Malnutrition and inflammation are associated with the mortality of dialysis patients. Prognostic Nutritional Index (PNI), which is composed of serum albumin levels and total lymphocyte count, has been suggested as a simple and useful prognostic marker in postoperative cancer patients. We evaluated the usefulness of PNI for predicting mortality in hemodialysis patients.

Methods

This retrospective cohort study included the patients who started hemodialysis in a large U.S. dialysis organization from 2007 to 2011. We examined the association between the quartiles of PNI and mortality using Cox regression model. Besides, we compared the mortality predictability of PNI and its components (serum albumin levels and total lymphocyte count) using the receiver operating characteristic curve (AUROC), net reclassification improvement (NRI) and integrated discrimination improvement (IDI).

Results

The mean age (and standard deviation) of total 101,616 patients was 63±15 years, and 26,622 died during the median follow-up period of 1.4 years. Higher quartiles of PNI were associated with lower mortality; case-mix adjusted hazard ratios (95%CI) were 0.66 (0.64-0.68), 0.49 (0.48-0.51), 0.35 (0.34-0.37) among patients with PNI 39.5-<43.1, 43.1-<46.6, and 46.6-< (reference: PNI <39.5).
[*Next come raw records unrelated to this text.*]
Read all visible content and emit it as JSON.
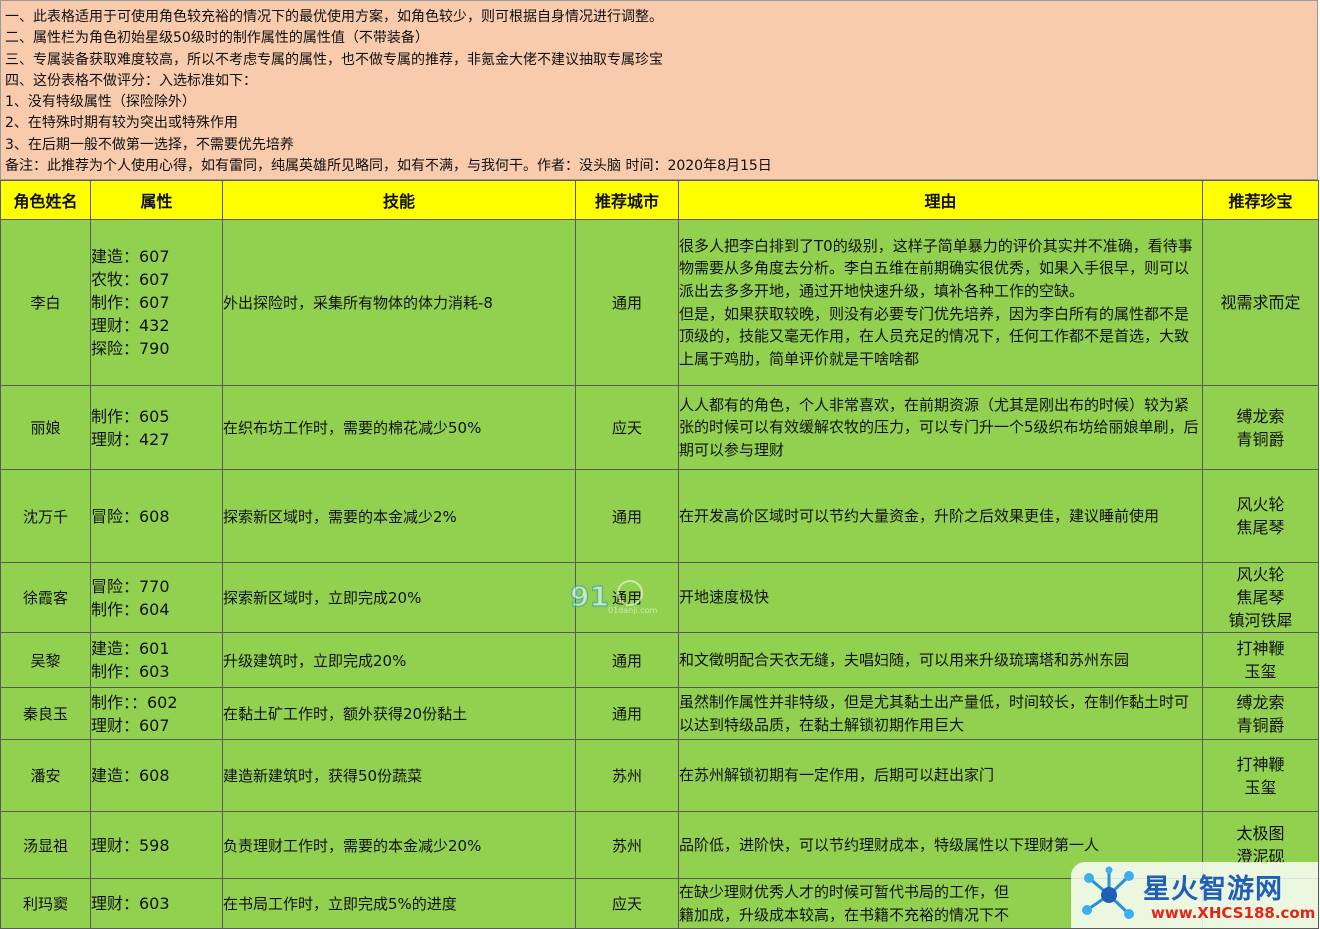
{
  "notes": [
    "一、此表格适用于可使用角色较充裕的情况下的最优使用方案，如角色较少，则可根据自身情况进行调整。",
    "二、属性栏为角色初始星级50级时的制作属性的属性值（不带装备）",
    "三、专属装备获取难度较高，所以不考虑专属的属性，也不做专属的推荐，非氪金大佬不建议抽取专属珍宝",
    "四、这份表格不做评分：入选标准如下：",
    "1、没有特级属性（探险除外）",
    "2、在特殊时期有较为突出或特殊作用",
    "3、在后期一般不做第一选择，不需要优先培养",
    "备注：此推荐为个人使用心得，如有雷同，纯属英雄所见略同，如有不满，与我何干。作者：没头脑  时间：2020年8月15日"
  ],
  "headers": {
    "name": "角色姓名",
    "attr": "属性",
    "skill": "技能",
    "city": "推荐城市",
    "reason": "理由",
    "treasure": "推荐珍宝"
  },
  "rows": [
    {
      "name": "李白",
      "attrs": [
        "建造：607",
        "农牧：607",
        "制作：607",
        "理财：432",
        "探险：790"
      ],
      "skill": "外出探险时，采集所有物体的体力消耗-8",
      "city": "通用",
      "reason": "很多人把李白排到了T0的级别，这样子简单暴力的评价其实并不准确，看待事物需要从多角度去分析。李白五维在前期确实很优秀，如果入手很早，则可以派出去多多开地，通过开地快速升级，填补各种工作的空缺。",
      "reason2": "但是，如果获取较晚，则没有必要专门优先培养，因为李白所有的属性都不是顶级的，技能又毫无作用，在人员充足的情况下，任何工作都不是首选，大致上属于鸡肋，简单评价就是干啥啥都",
      "treasures": [
        "视需求而定"
      ]
    },
    {
      "name": "丽娘",
      "attrs": [
        "制作：605",
        "理财：427"
      ],
      "skill": "在织布坊工作时，需要的棉花减少50%",
      "city": "应天",
      "reason": "人人都有的角色，个人非常喜欢，在前期资源（尤其是刚出布的时候）较为紧张的时候可以有效缓解农牧的压力，可以专门升一个5级织布坊给丽娘单刷，后期可以参与理财",
      "reason2": "",
      "treasures": [
        "缚龙索",
        "青铜爵"
      ]
    },
    {
      "name": "沈万千",
      "attrs": [
        "冒险：608"
      ],
      "skill": "探索新区域时，需要的本金减少2%",
      "city": "通用",
      "reason": "在开发高价区域时可以节约大量资金，升阶之后效果更佳，建议睡前使用",
      "reason2": "",
      "treasures": [
        "风火轮",
        "焦尾琴"
      ]
    },
    {
      "name": "徐霞客",
      "attrs": [
        "冒险：770",
        "制作：604"
      ],
      "skill": "探索新区域时，立即完成20%",
      "city": "通用",
      "reason": "开地速度极快",
      "reason2": "",
      "treasures": [
        "风火轮",
        "焦尾琴",
        "镇河铁犀"
      ]
    },
    {
      "name": "吴黎",
      "attrs": [
        "建造：601",
        "制作：603"
      ],
      "skill": "升级建筑时，立即完成20%",
      "city": "通用",
      "reason": "和文徵明配合天衣无缝，夫唱妇随，可以用来升级琉璃塔和苏州东园",
      "reason2": "",
      "treasures": [
        "打神鞭",
        "玉玺"
      ]
    },
    {
      "name": "秦良玉",
      "attrs": [
        "制作：：602",
        "理财：607"
      ],
      "skill": "在黏土矿工作时，额外获得20份黏土",
      "city": "通用",
      "reason": "虽然制作属性并非特级，但是尤其黏土出产量低，时间较长，在制作黏土时可以达到特级品质，在黏土解锁初期作用巨大",
      "reason2": "",
      "treasures": [
        "缚龙索",
        "青铜爵"
      ]
    },
    {
      "name": "潘安",
      "attrs": [
        "建造：608"
      ],
      "skill": "建造新建筑时，获得50份蔬菜",
      "city": "苏州",
      "reason": "在苏州解锁初期有一定作用，后期可以赶出家门",
      "reason2": "",
      "treasures": [
        "打神鞭",
        "玉玺"
      ]
    },
    {
      "name": "汤显祖",
      "attrs": [
        "理财：598"
      ],
      "skill": "负责理财工作时，需要的本金减少20%",
      "city": "苏州",
      "reason": "品阶低，进阶快，可以节约理财成本，特级属性以下理财第一人",
      "reason2": "",
      "treasures": [
        "太极图",
        "澄泥砚"
      ]
    },
    {
      "name": "利玛窦",
      "attrs": [
        "理财：603"
      ],
      "skill": "在书局工作时，立即完成5%的进度",
      "city": "应天",
      "reason": "在缺少理财优秀人才的时候可暂代书局的工作，但",
      "reason2": "籍加成，升级成本较高，在书籍不充裕的情况下不",
      "treasures": [
        ""
      ]
    }
  ],
  "watermark": {
    "text": "91",
    "sub": "01danji.com"
  },
  "logo": {
    "name": "星火智游网",
    "url": "www.XHCS188.com"
  },
  "colors": {
    "notes_bg": "#f8cbad",
    "header_bg": "#ffff00",
    "row_bg": "#92d050"
  }
}
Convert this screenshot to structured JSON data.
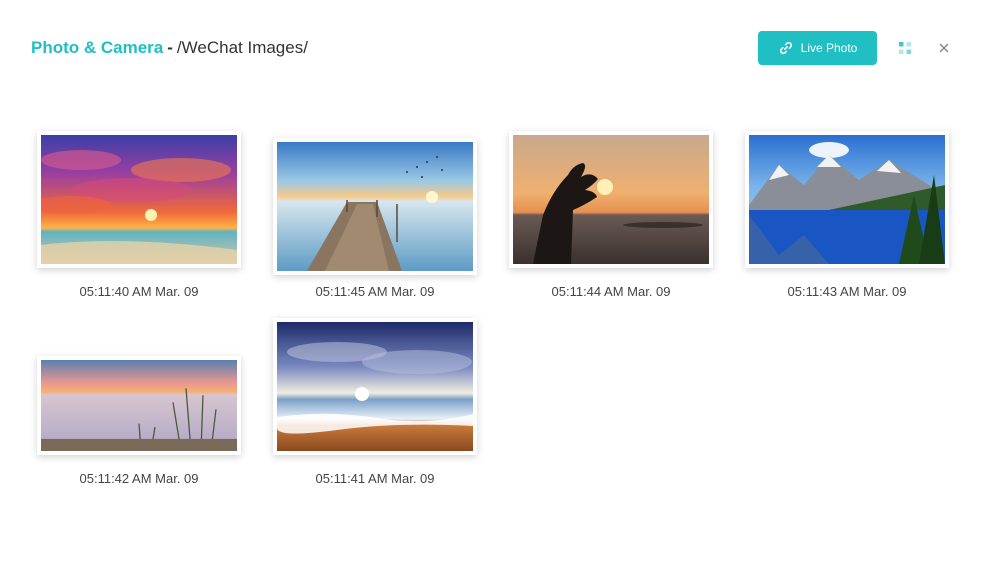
{
  "header": {
    "app_name": "Photo & Camera",
    "separator": "-",
    "path": "/WeChat Images/",
    "live_photo_label": "Live Photo"
  },
  "icons": {
    "live_photo": "link-icon",
    "view_toggle": "grid-view-icon",
    "close": "close-icon"
  },
  "colors": {
    "accent": "#1fbfc3"
  },
  "photos": [
    {
      "timestamp": "05:11:40 AM Mar. 09",
      "scene": "vivid purple and orange sunset clouds over beach"
    },
    {
      "timestamp": "05:11:45 AM Mar. 09",
      "scene": "wooden pier into calm lake at sunset with birds"
    },
    {
      "timestamp": "05:11:44 AM Mar. 09",
      "scene": "hand silhouette pinching the sun at dusk"
    },
    {
      "timestamp": "05:11:43 AM Mar. 09",
      "scene": "mountain lake reflection with pine trees"
    },
    {
      "timestamp": "05:11:42 AM Mar. 09",
      "scene": "lake sunset with reeds and wooden deck"
    },
    {
      "timestamp": "05:11:41 AM Mar. 09",
      "scene": "ocean waves on sandy beach under dramatic sky"
    }
  ]
}
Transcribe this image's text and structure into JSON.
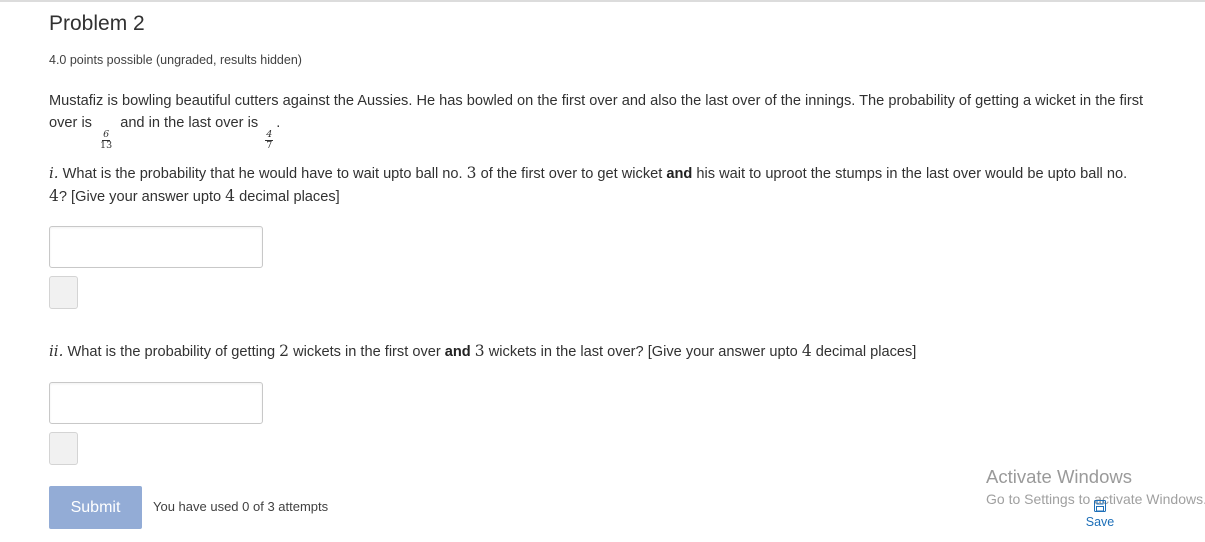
{
  "problem": {
    "title": "Problem 2",
    "points": "4.0 points possible (ungraded, results hidden)"
  },
  "intro": {
    "text_a": "Mustafiz is bowling beautiful cutters against the Aussies. He has bowled on the first over and also the last over of the innings. The probability of getting a wicket in the first over is",
    "frac1_num": "6",
    "frac1_den": "13",
    "text_b": "and in the last over is",
    "frac2_num": "4",
    "frac2_den": "7",
    "text_c": "."
  },
  "q1": {
    "label": "i.",
    "text_a": "What is the probability that he would have to wait upto ball no.",
    "num1": "3",
    "text_b": "of the first over to get wicket",
    "bold": "and",
    "text_c": "his wait to uproot the stumps in the last over would be upto ball no.",
    "num2": "4",
    "text_d": "? [Give your answer upto",
    "num3": "4",
    "text_e": "decimal places]",
    "input_value": ""
  },
  "q2": {
    "label": "ii.",
    "text_a": "What is the probability of getting",
    "num1": "2",
    "text_b": "wickets in the first over",
    "bold": "and",
    "num2": "3",
    "text_c": "wickets in the last over? [Give your answer upto",
    "num3": "4",
    "text_d": "decimal places]",
    "input_value": ""
  },
  "actions": {
    "submit_label": "Submit",
    "attempts_text": "You have used 0 of 3 attempts",
    "save_label": "Save"
  },
  "watermark": {
    "title": "Activate Windows",
    "subtitle": "Go to Settings to activate Windows."
  },
  "icons": {
    "save": "save-icon"
  },
  "colors": {
    "submit_bg": "#93acd6",
    "link": "#1d6fb8"
  }
}
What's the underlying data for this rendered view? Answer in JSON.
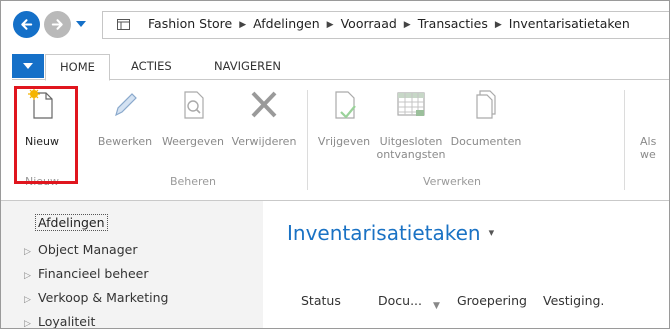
{
  "breadcrumb": {
    "items": [
      "Fashion Store",
      "Afdelingen",
      "Voorraad",
      "Transacties",
      "Inventarisatietaken"
    ]
  },
  "ribbon": {
    "tabs": [
      "HOME",
      "ACTIES",
      "NAVIGEREN"
    ],
    "active_tab": "HOME",
    "buttons": {
      "nieuw": "Nieuw",
      "bewerken": "Bewerken",
      "weergeven": "Weergeven",
      "verwijderen": "Verwijderen",
      "vrijgeven": "Vrijgeven",
      "uitgesloten_line1": "Uitgesloten",
      "uitgesloten_line2": "ontvangsten",
      "documenten": "Documenten",
      "als_line1": "Als",
      "als_line2": "we"
    },
    "groups": {
      "nieuw": "Nieuw",
      "beheren": "Beheren",
      "verwerken": "Verwerken"
    }
  },
  "nav": {
    "selected": "Afdelingen",
    "items": [
      "Object Manager",
      "Financieel beheer",
      "Verkoop & Marketing",
      "Loyaliteit"
    ]
  },
  "content": {
    "title": "Inventarisatietaken",
    "columns": [
      "Status",
      "Docu...",
      "Groepering",
      "Vestiging."
    ]
  },
  "colors": {
    "accent": "#1570c8",
    "title": "#1a72c4",
    "highlight": "#e0151e"
  },
  "icons": [
    "back-arrow-icon",
    "forward-arrow-icon",
    "history-dropdown-icon",
    "page-icon",
    "new-document-icon",
    "pencil-icon",
    "magnifier-document-icon",
    "delete-x-icon",
    "release-document-icon",
    "grid-table-icon",
    "documents-icon"
  ]
}
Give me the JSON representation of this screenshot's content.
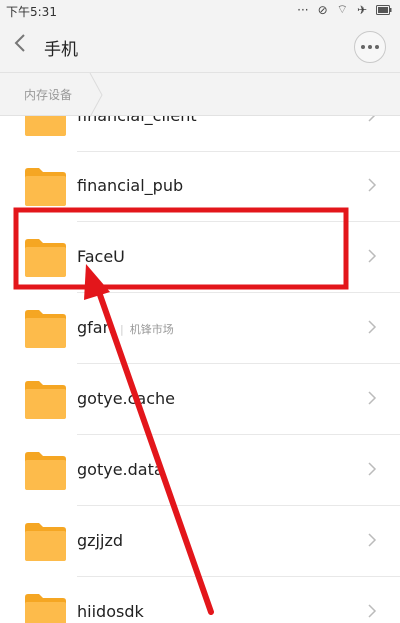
{
  "status_bar": {
    "time": "下午5:31",
    "icons": [
      "dots-icon",
      "alarm-icon",
      "wifi-icon",
      "airplane-icon",
      "battery-icon"
    ]
  },
  "header": {
    "title": "手机",
    "back_icon": "chevron-left-icon",
    "more_icon": "more-icon"
  },
  "breadcrumb": {
    "label": "内存设备"
  },
  "files": [
    {
      "name": "financial_client",
      "tag": ""
    },
    {
      "name": "financial_pub",
      "tag": ""
    },
    {
      "name": "FaceU",
      "tag": ""
    },
    {
      "name": "gfan",
      "tag": "机锋市场"
    },
    {
      "name": "gotye.cache",
      "tag": ""
    },
    {
      "name": "gotye.data",
      "tag": ""
    },
    {
      "name": "gzjjzd",
      "tag": ""
    },
    {
      "name": "hiidosdk",
      "tag": ""
    }
  ],
  "colors": {
    "folder": "#FDBB4B",
    "folder_tab": "#F5A623",
    "annotation": "#E3161B"
  }
}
PNI showed higher mortality predictability than serum albumin levels and total lymphocyte count; AUROC (95%CI); 0.746 (0.742-0.750), 0.743 (0.739-0.748), 0.711 (0.706-0.716), NRI (95%CI); 0.436 (0.418-0.454), 0.410 (0.392-0.429), 0.174 (0.156-0.192), IDI (95%CI);0.034 (0.032-0.035), 0.032 (0.030-0.033), 0.003 (0.003-0.004), respectively. The difference in the AUROC was statistically significant between PNI and its components. In subgroup analysis PNI well predicted mortality in younger than 75 year-old patients.

Conclusion

Higher PNI was associated with lower mortality in hemodialysis patients. Compared with serum albumin levels and total lymphocyte count, PNI seems to be a useful predicting marker of mortality.